Notes by TŌN harpist Emily Melendes
In the Navy
Rimsky-Korsakov’s Symphony No. 1 has perhaps the strangest origin story of any musical work I’ve performed. Born in Russia, Rimsky-Korsakov was fascinated by music from early boyhood; he marveled at the wonders of opera, learned to play the piano, and even began writing compositions at the age of ten. When he turned 17, however, his family decided piano lessons should take a back seat to a career in the Russian navy. His former piano teacher suggested he study theory and composition in lieu of an instrument, a path that in 1861 led him to Mily Balakirev, who would become Rimsky-Korsakov’s mentor and collaborator. Balakirev gave the fledgling composer a monumental initial challenge: write an entire symphony. Rimsky-Korsakov set about this task eagerly, but naval duty interfered, and at the age of 18 he began a three-year tour with only an initial draft of the symphony’s first and final movements.

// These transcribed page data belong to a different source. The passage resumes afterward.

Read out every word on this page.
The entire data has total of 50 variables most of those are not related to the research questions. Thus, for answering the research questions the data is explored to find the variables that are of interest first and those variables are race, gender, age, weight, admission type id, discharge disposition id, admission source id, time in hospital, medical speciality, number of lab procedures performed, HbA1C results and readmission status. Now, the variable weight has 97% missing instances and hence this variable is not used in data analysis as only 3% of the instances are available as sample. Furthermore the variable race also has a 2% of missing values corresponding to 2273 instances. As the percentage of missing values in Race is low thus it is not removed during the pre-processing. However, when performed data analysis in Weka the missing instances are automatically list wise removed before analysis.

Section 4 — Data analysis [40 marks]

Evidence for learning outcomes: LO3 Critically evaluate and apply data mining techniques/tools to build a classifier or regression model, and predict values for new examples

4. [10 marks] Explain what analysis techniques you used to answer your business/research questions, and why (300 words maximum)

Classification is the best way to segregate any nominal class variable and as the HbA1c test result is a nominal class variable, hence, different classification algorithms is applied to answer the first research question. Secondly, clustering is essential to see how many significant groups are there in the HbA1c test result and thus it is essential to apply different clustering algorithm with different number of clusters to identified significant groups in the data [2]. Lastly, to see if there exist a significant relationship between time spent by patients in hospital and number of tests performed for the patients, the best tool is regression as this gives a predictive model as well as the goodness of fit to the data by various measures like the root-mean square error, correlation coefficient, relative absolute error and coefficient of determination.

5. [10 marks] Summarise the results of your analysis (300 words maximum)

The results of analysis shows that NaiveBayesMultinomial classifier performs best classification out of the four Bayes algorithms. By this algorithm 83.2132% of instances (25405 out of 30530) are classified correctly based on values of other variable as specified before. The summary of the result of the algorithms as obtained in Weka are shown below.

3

He initially preferred the company of his composition to that of his fellow seamen and wrote the second movement of his symphony while at sea, dutifully stopping to buy additional scores at port cities to further his self-taught studies. Quickly, though, the wonders of the world took hold of him. For the first time he experienced London, Rio de Janiero, and Niagra Falls. He absorbed the writings of Goethe, Schiller, and Homer, and returned home to St. Petersburg in 1865 to compose the third movement of his symphony, the Scherzo. Balakirev edited and polished the work, and by December 31st of that same year, Balakirev conducted and premiered the symphony at his Free School of Music.
The First “Russian Symphony”
Rimsky-Korsakov’s friends hailed the work as the first truly Russian symphony due to Rimsky-Korsakov’s use of Russian folk melodies and his avoidance of traditionally German compositional techniques. I find it interesting, though, that the first “Russian symphony” came about through Rimsky-Korsakov’s tour of the wider world, and I enjoy looking at his work through this lens. The piece brims with youthful exuberance and pizzazz, and while perhaps lacking the sophisticated compositional mastery of his later works, to me it tells a tale of adventure and discovery, one rife with Russian identity and tender recollections of home. From the bombastic statement of the first movement, to the swelling sincerity of the second, the frenzied energy of the Scherzo, and the densely packed resplendency of the fourth movement, Rimsky-Korsakov’s Symphony No. 1 is a treat both to hear and to perform. I hope you enjoy its creativity and imagination as much as I have.